Countries with tax legislation for cryptocurrencies: - Argentina
- Austria
- Bulgaria
- Finland
- Israel
- Italy
- Norway
- Poland
- Romania
- Russia
- Slovakia
- South Africa
- Spain
- Sweden
- United Kingdom
Countries with crypto-specific AML+ATF laws - Cayman islands
- Costa Rica
- Czech Republic
- Estonia
- Gibraltar
- Hong Kong
- Isle of Man
- Jersey
- Latvia
- Liechtenstein
- Luxembourg
- Singapore
- South Korea
Countries with both kinds of legislation - Australia
- Canada
- Denmark
- Japan
- Switzerland
What might be most interesting to investors, however, is what's happening in the world's largest economy - the United States. In April, the new SEC chairman under the Biden administration, Gary Gensler (an MIT professor who has taught classes
on blockchain technology and digital currencies),
announced that the commission is in the preliminary stages of establishing a framework for crypto regulation.

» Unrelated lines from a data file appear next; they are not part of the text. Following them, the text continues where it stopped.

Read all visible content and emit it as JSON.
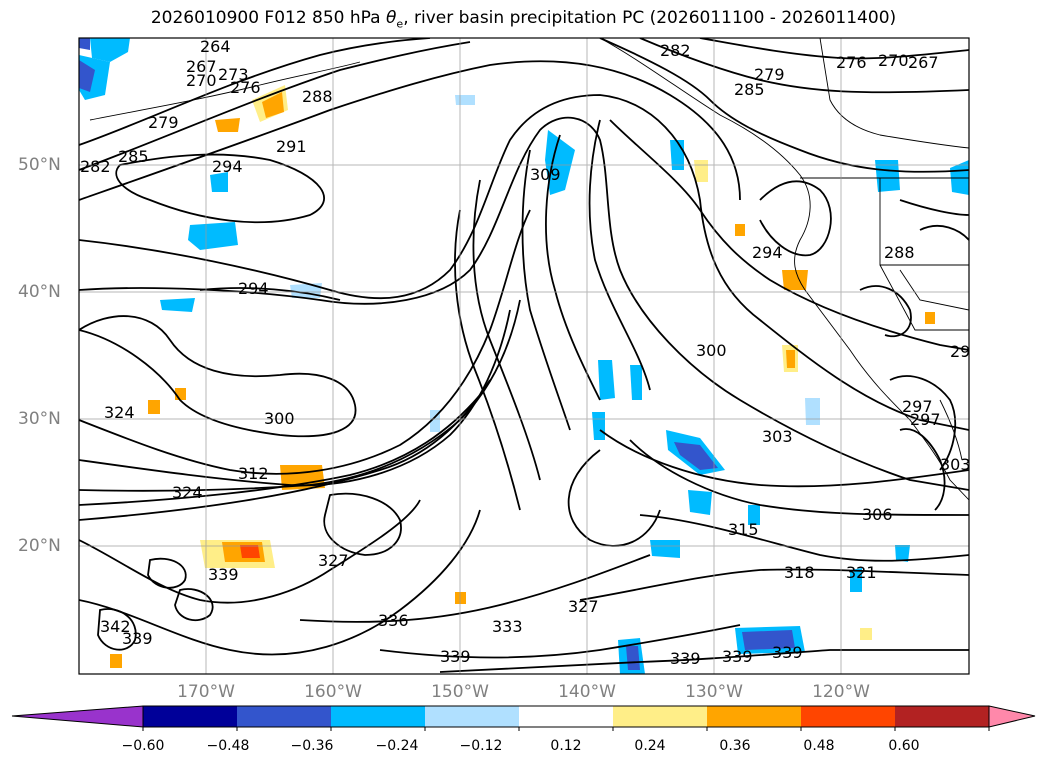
{
  "title": {
    "prefix": "2026010900 F012 850 hPa ",
    "symbol": "θ",
    "subscript": "e",
    "suffix": ", river basin precipitation PC (2026011100 - 2026011400)"
  },
  "lat_ticks": [
    "50°N",
    "40°N",
    "30°N",
    "20°N"
  ],
  "lon_ticks": [
    "170°W",
    "160°W",
    "150°W",
    "140°W",
    "130°W",
    "120°W"
  ],
  "colorbar": {
    "colors": [
      "#9933cc",
      "#000099",
      "#3355cc",
      "#00bbff",
      "#b0e0ff",
      "#ffffff",
      "#ffee88",
      "#ffa500",
      "#ff4500",
      "#b22222",
      "#ff88aa"
    ],
    "under_color": "#9933cc",
    "over_color": "#ff88aa",
    "tick_labels": [
      "−0.60",
      "−0.48",
      "−0.36",
      "−0.24",
      "−0.12",
      "0.12",
      "0.24",
      "0.36",
      "0.48",
      "0.60"
    ]
  },
  "contour_labels": [
    "264",
    "267",
    "270",
    "273",
    "276",
    "279",
    "282",
    "285",
    "288",
    "291",
    "294",
    "294",
    "294",
    "297",
    "300",
    "300",
    "303",
    "306",
    "309",
    "312",
    "315",
    "318",
    "321",
    "324",
    "324",
    "327",
    "327",
    "333",
    "336",
    "339",
    "339",
    "339",
    "339",
    "339",
    "339",
    "342",
    "276",
    "279",
    "282",
    "285",
    "270",
    "267",
    "288",
    "29",
    "303",
    "297"
  ]
}
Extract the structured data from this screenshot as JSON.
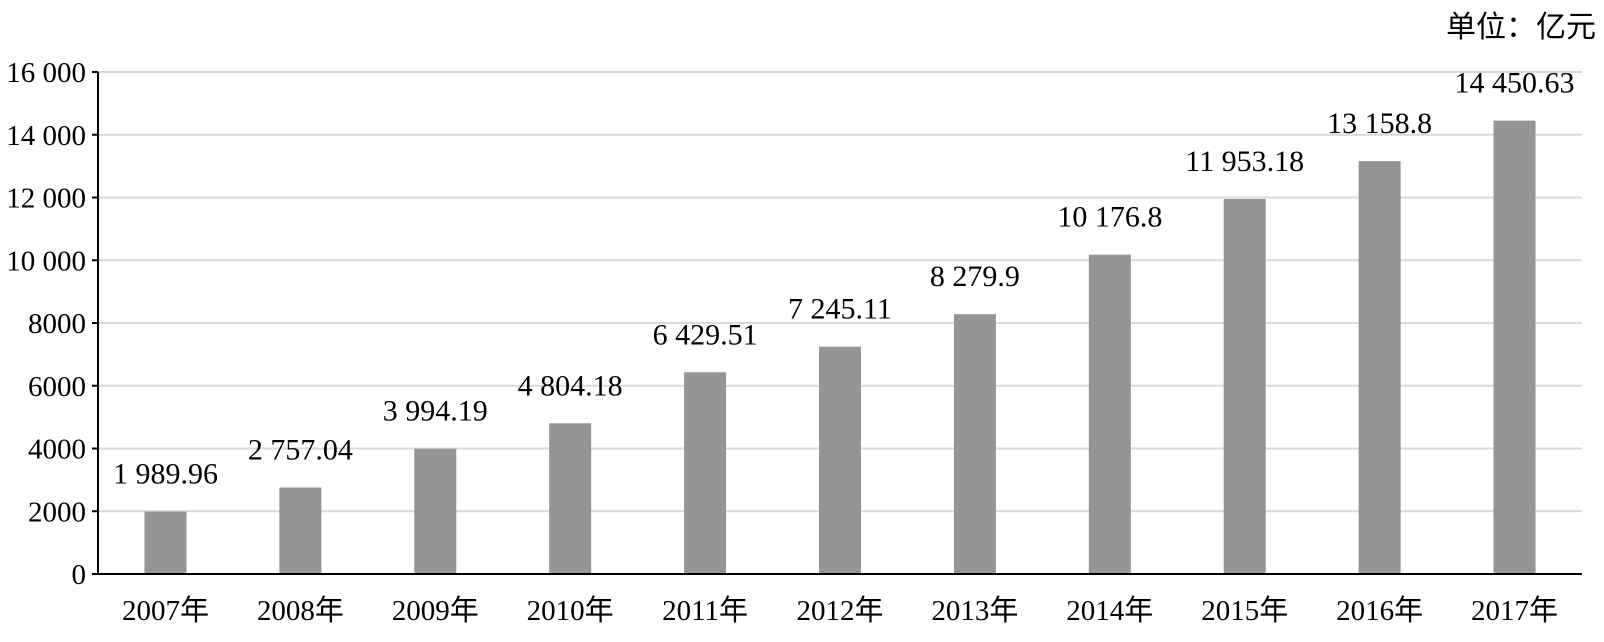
{
  "chart_data": {
    "type": "bar",
    "unit": "单位：亿元",
    "categories": [
      "2007年",
      "2008年",
      "2009年",
      "2010年",
      "2011年",
      "2012年",
      "2013年",
      "2014年",
      "2015年",
      "2016年",
      "2017年"
    ],
    "values": [
      1989.96,
      2757.04,
      3994.19,
      4804.18,
      6429.51,
      7245.11,
      8279.9,
      10176.8,
      11953.18,
      13158.8,
      14450.63
    ],
    "data_labels": [
      "1 989.96",
      "2 757.04",
      "3 994.19",
      "4 804.18",
      "6 429.51",
      "7 245.11",
      "8 279.9",
      "10 176.8",
      "11 953.18",
      "13 158.8",
      "14 450.63"
    ],
    "yticks": [
      0,
      2000,
      4000,
      6000,
      8000,
      10000,
      12000,
      14000,
      16000
    ],
    "ytick_labels": [
      "0",
      "2000",
      "4000",
      "6000",
      "8000",
      "10 000",
      "12 000",
      "14 000",
      "16 000"
    ],
    "ylim": [
      0,
      16000
    ],
    "grid": true,
    "bar_color": "#959595",
    "grid_color": "#d9d9d9",
    "title": "",
    "xlabel": "",
    "ylabel": ""
  }
}
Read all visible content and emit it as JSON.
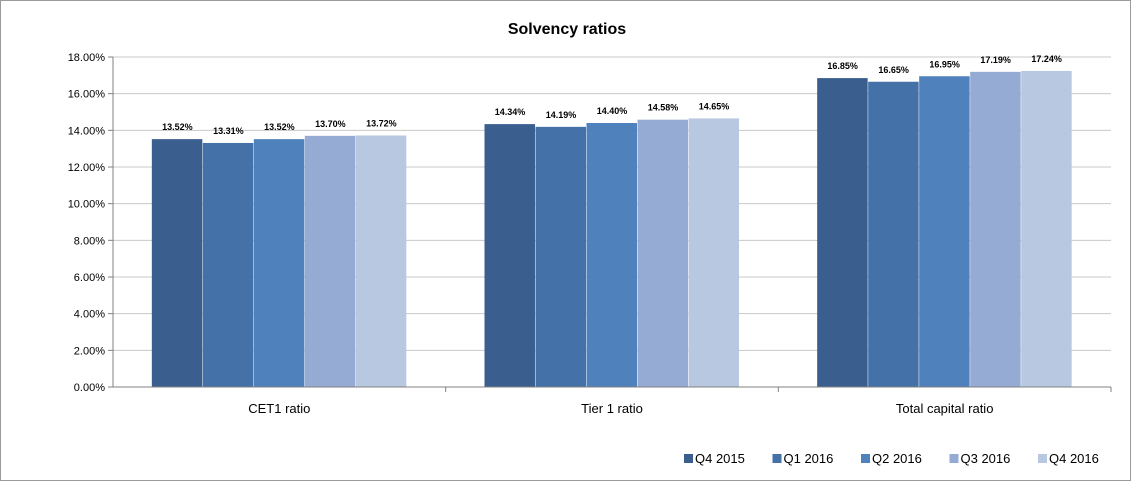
{
  "chart_data": {
    "type": "bar",
    "title": "Solvency ratios",
    "categories": [
      "CET1 ratio",
      "Tier 1 ratio",
      "Total capital ratio"
    ],
    "series": [
      {
        "name": "Q4 2015",
        "color": "#3a5f8f",
        "values": [
          13.52,
          14.34,
          16.85
        ],
        "labels": [
          "13.52%",
          "14.34%",
          "16.85%"
        ]
      },
      {
        "name": "Q1 2016",
        "color": "#4472a8",
        "values": [
          13.31,
          14.19,
          16.65
        ],
        "labels": [
          "13.31%",
          "14.19%",
          "16.65%"
        ]
      },
      {
        "name": "Q2 2016",
        "color": "#4f81bd",
        "values": [
          13.52,
          14.4,
          16.95
        ],
        "labels": [
          "13.52%",
          "14.40%",
          "16.95%"
        ]
      },
      {
        "name": "Q3 2016",
        "color": "#95abd4",
        "values": [
          13.7,
          14.58,
          17.19
        ],
        "labels": [
          "13.70%",
          "14.58%",
          "17.19%"
        ]
      },
      {
        "name": "Q4 2016",
        "color": "#b9c8e1",
        "values": [
          13.72,
          14.65,
          17.24
        ],
        "labels": [
          "13.72%",
          "14.65%",
          "17.24%"
        ]
      }
    ],
    "ylim": [
      0,
      18
    ],
    "yticks": [
      0,
      2,
      4,
      6,
      8,
      10,
      12,
      14,
      16,
      18
    ],
    "ytick_labels": [
      "0.00%",
      "2.00%",
      "4.00%",
      "6.00%",
      "8.00%",
      "10.00%",
      "12.00%",
      "14.00%",
      "16.00%",
      "18.00%"
    ],
    "grid": true,
    "legend": "bottom-right",
    "gridline_color": "#c8c8c8",
    "axis_color": "#808080"
  }
}
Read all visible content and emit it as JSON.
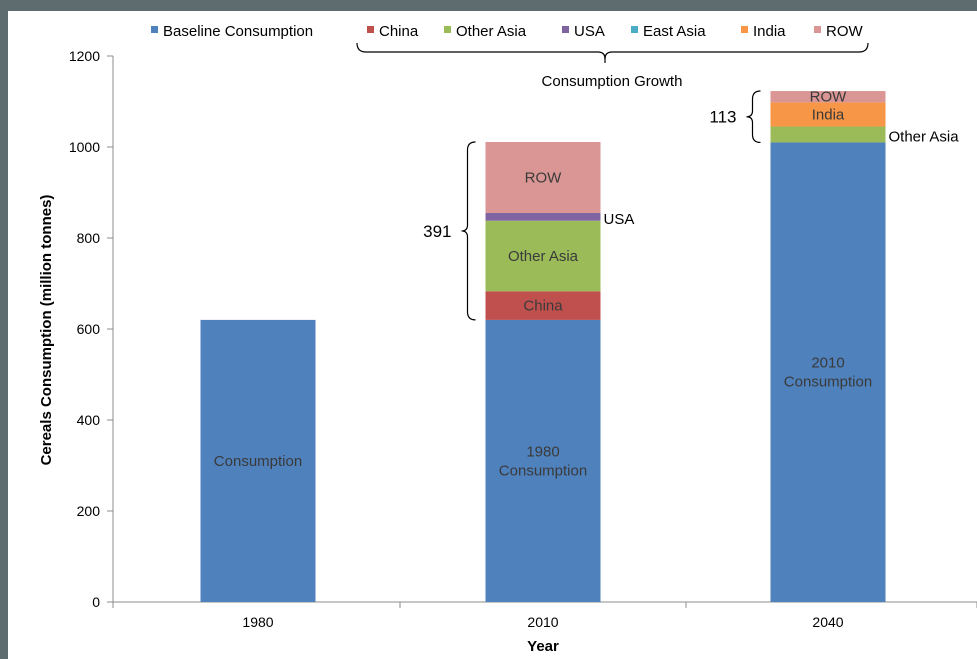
{
  "chart_data": {
    "type": "bar",
    "stacked": true,
    "categories": [
      "1980",
      "2010",
      "2040"
    ],
    "xlabel": "Year",
    "ylabel": "Cereals Consumption (million tonnes)",
    "ylim": [
      0,
      1200
    ],
    "yticks": [
      0,
      200,
      400,
      600,
      800,
      1000,
      1200
    ],
    "grid": false,
    "legend_position": "top",
    "series": [
      {
        "name": "Baseline Consumption",
        "color": "#4f81bd",
        "values": [
          620,
          620,
          1010
        ]
      },
      {
        "name": "China",
        "color": "#c0504d",
        "values": [
          0,
          63,
          0
        ]
      },
      {
        "name": "Other Asia",
        "color": "#9bbb59",
        "values": [
          0,
          155,
          35
        ]
      },
      {
        "name": "USA",
        "color": "#8064a2",
        "values": [
          0,
          17,
          0
        ]
      },
      {
        "name": "East Asia",
        "color": "#4bacc6",
        "values": [
          0,
          0,
          0
        ]
      },
      {
        "name": "India",
        "color": "#f79646",
        "values": [
          0,
          0,
          53
        ]
      },
      {
        "name": "ROW",
        "color": "#d99694",
        "values": [
          0,
          156,
          25
        ]
      }
    ],
    "segment_labels": [
      {
        "category": "1980",
        "series": "Baseline Consumption",
        "text": "Consumption",
        "placement": "inside"
      },
      {
        "category": "2010",
        "series": "Baseline Consumption",
        "text": "1980\nConsumption",
        "placement": "inside"
      },
      {
        "category": "2010",
        "series": "China",
        "text": "China",
        "placement": "inside"
      },
      {
        "category": "2010",
        "series": "Other Asia",
        "text": "Other Asia",
        "placement": "inside"
      },
      {
        "category": "2010",
        "series": "USA",
        "text": "USA",
        "placement": "right"
      },
      {
        "category": "2010",
        "series": "ROW",
        "text": "ROW",
        "placement": "inside"
      },
      {
        "category": "2040",
        "series": "Baseline Consumption",
        "text": "2010\nConsumption",
        "placement": "inside"
      },
      {
        "category": "2040",
        "series": "Other Asia",
        "text": "Other Asia",
        "placement": "right"
      },
      {
        "category": "2040",
        "series": "India",
        "text": "India",
        "placement": "inside"
      },
      {
        "category": "2040",
        "series": "ROW",
        "text": "ROW",
        "placement": "inside"
      }
    ],
    "annotations": [
      {
        "category": "2010",
        "text": "391",
        "type": "bracket"
      },
      {
        "category": "2040",
        "text": "113",
        "type": "bracket"
      }
    ],
    "legend_group": {
      "text": "Consumption Growth",
      "series": [
        "China",
        "Other Asia",
        "USA",
        "East Asia",
        "India",
        "ROW"
      ]
    }
  }
}
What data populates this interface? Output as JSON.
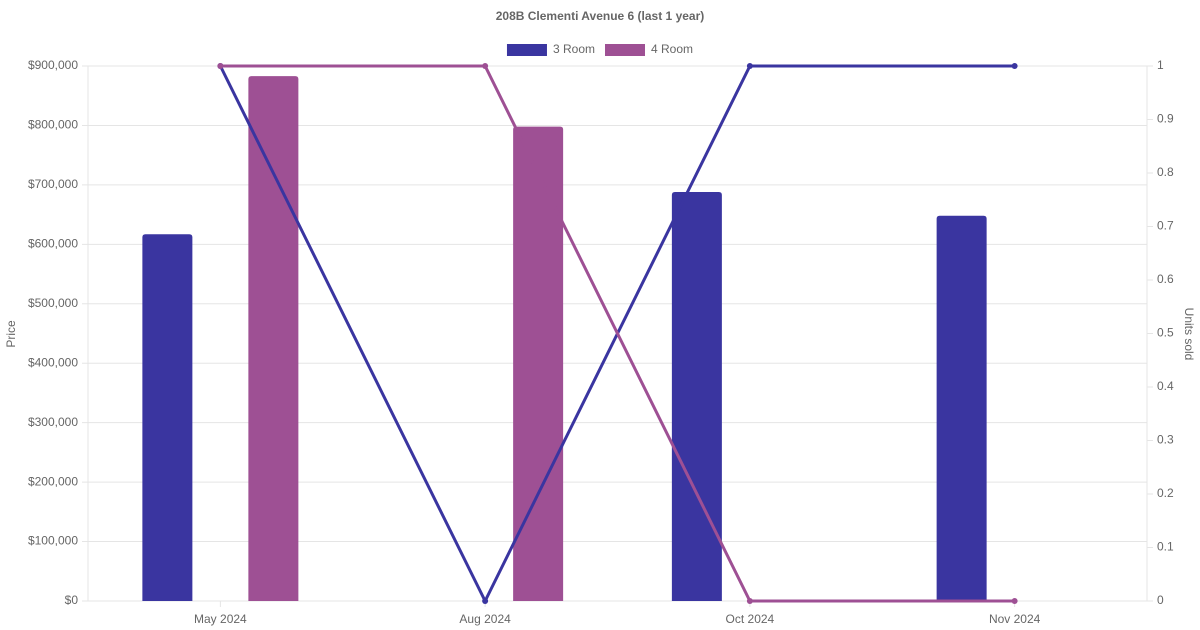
{
  "chart_data": {
    "type": "bar-line",
    "title": "208B Clementi Avenue 6 (last 1 year)",
    "y_label": "Price",
    "y2_label": "Units sold",
    "categories": [
      "May 2024",
      "Aug 2024",
      "Oct 2024",
      "Nov 2024"
    ],
    "ylim": [
      0,
      900000
    ],
    "yticks": [
      {
        "value": 0,
        "label": "$0"
      },
      {
        "value": 100000,
        "label": "$100,000"
      },
      {
        "value": 200000,
        "label": "$200,000"
      },
      {
        "value": 300000,
        "label": "$300,000"
      },
      {
        "value": 400000,
        "label": "$400,000"
      },
      {
        "value": 500000,
        "label": "$500,000"
      },
      {
        "value": 600000,
        "label": "$600,000"
      },
      {
        "value": 700000,
        "label": "$700,000"
      },
      {
        "value": 800000,
        "label": "$800,000"
      },
      {
        "value": 900000,
        "label": "$900,000"
      }
    ],
    "y2lim": [
      0,
      1
    ],
    "y2ticks": [
      0,
      0.1,
      0.2,
      0.3,
      0.4,
      0.5,
      0.6,
      0.7,
      0.8,
      0.9,
      1
    ],
    "grid": true,
    "legend": "top",
    "series": [
      {
        "name": "3 Room",
        "type": "bar",
        "color": "#3a35a0",
        "values": [
          617000,
          null,
          688000,
          648000
        ]
      },
      {
        "name": "4 Room",
        "type": "bar",
        "color": "#9e5094",
        "values": [
          883000,
          798000,
          null,
          null
        ]
      },
      {
        "type": "line",
        "axis": "y2",
        "color": "#3a35a0",
        "values": [
          1,
          0,
          1,
          1
        ]
      },
      {
        "type": "line",
        "axis": "y2",
        "color": "#9e5094",
        "values": [
          1,
          1,
          0,
          0
        ]
      }
    ]
  }
}
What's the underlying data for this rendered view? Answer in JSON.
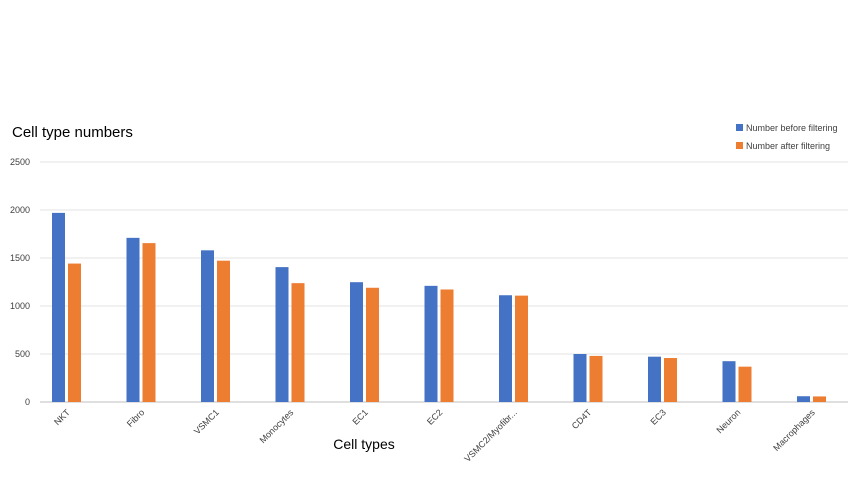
{
  "chart_data": {
    "type": "bar",
    "title": "Cell type numbers",
    "xlabel": "Cell types",
    "ylabel": "",
    "ylim": [
      0,
      2500
    ],
    "yticks": [
      0,
      500,
      1000,
      1500,
      2000,
      2500
    ],
    "grid": true,
    "legend_position": "top-right",
    "categories": [
      "NKT",
      "Fibro",
      "VSMC1",
      "Monocytes",
      "EC1",
      "EC2",
      "VSMC2/Myofibr...",
      "CD4T",
      "EC3",
      "Neuron",
      "Macrophages"
    ],
    "series": [
      {
        "name": "Number before filtering",
        "color": "#4472c4",
        "values": [
          1970,
          1710,
          1580,
          1405,
          1248,
          1210,
          1112,
          500,
          472,
          425,
          60
        ]
      },
      {
        "name": "Number after filtering",
        "color": "#ed7d31",
        "values": [
          1442,
          1655,
          1472,
          1238,
          1190,
          1172,
          1108,
          480,
          458,
          368,
          58
        ]
      }
    ]
  }
}
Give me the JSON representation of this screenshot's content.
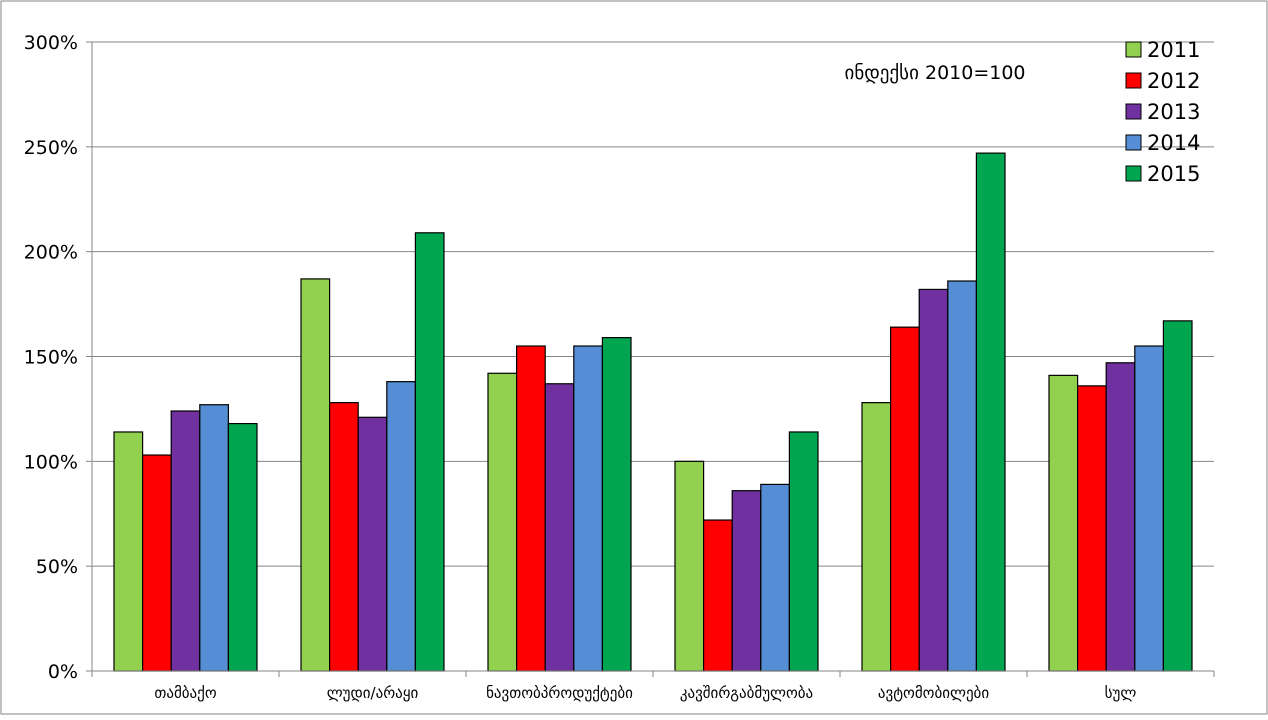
{
  "chart_data": {
    "type": "bar",
    "annotation": "ინდექსი 2010=100",
    "categories": [
      "თამბაქო",
      "ლუდი/არაყი",
      "ნავთობპროდუქტები",
      "კავშირგაბმულობა",
      "ავტომობილები",
      "სულ"
    ],
    "series": [
      {
        "name": "2011",
        "color": "#92d050",
        "values": [
          114,
          187,
          142,
          100,
          128,
          141
        ]
      },
      {
        "name": "2012",
        "color": "#ff0000",
        "values": [
          103,
          128,
          155,
          72,
          164,
          136
        ]
      },
      {
        "name": "2013",
        "color": "#7030a0",
        "values": [
          124,
          121,
          137,
          86,
          182,
          147
        ]
      },
      {
        "name": "2014",
        "color": "#558ed5",
        "values": [
          127,
          138,
          155,
          89,
          186,
          155
        ]
      },
      {
        "name": "2015",
        "color": "#00a550",
        "values": [
          118,
          209,
          159,
          114,
          247,
          167
        ]
      }
    ],
    "ylim": [
      0,
      300
    ],
    "yticks": [
      "0%",
      "50%",
      "100%",
      "150%",
      "200%",
      "250%",
      "300%"
    ],
    "grid": true,
    "legend_position": "top-right"
  }
}
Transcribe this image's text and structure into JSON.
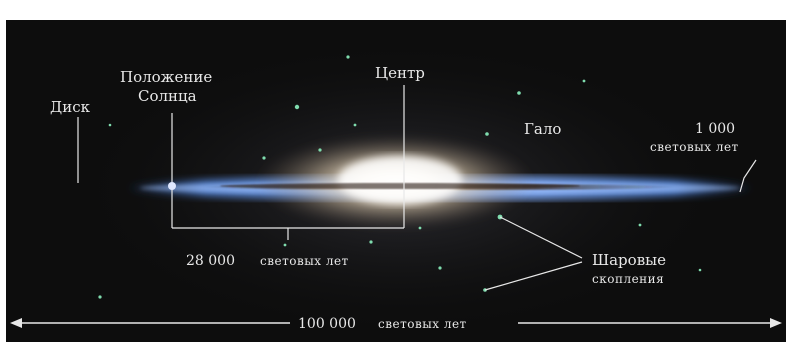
{
  "labels": {
    "disk": "Диск",
    "sun_line1": "Положение",
    "sun_line2": "Солнца",
    "center": "Центр",
    "halo": "Гало",
    "thickness_value": "1 000",
    "thickness_unit": "световых лет",
    "sun_distance_value": "28 000",
    "sun_distance_unit": "световых лет",
    "clusters_line1": "Шаровые",
    "clusters_line2": "скопления",
    "diameter_value": "100 000",
    "diameter_unit": "световых лет"
  },
  "colors": {
    "background": "#0d0d0d",
    "disk": "#3f6fb8",
    "bulge": "#fff6e6",
    "stars": "#7fdcae",
    "text": "#e8e8e8"
  }
}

New Bitcoin ETFs and Retirement Plan Allocations Clarified regulation for cryptocurrencies is great news not just because it brings more retail and institutional investors into the market, but also because it opens the door to new opportunities. Perhaps the most exciting development, here, is the arrival of Bitcoin ETFs.
A fund recently launched in Canada
has been wildly successful so far and the Bitcoin price seems to be following the same positive trend that occurred with gold when precious metal ETFs started to appear in the early 2000s. Furthermore, like it occurred with gold, analysts don't expect it to be long before we start seeing Bitcoin and other digital assets included in pension funds.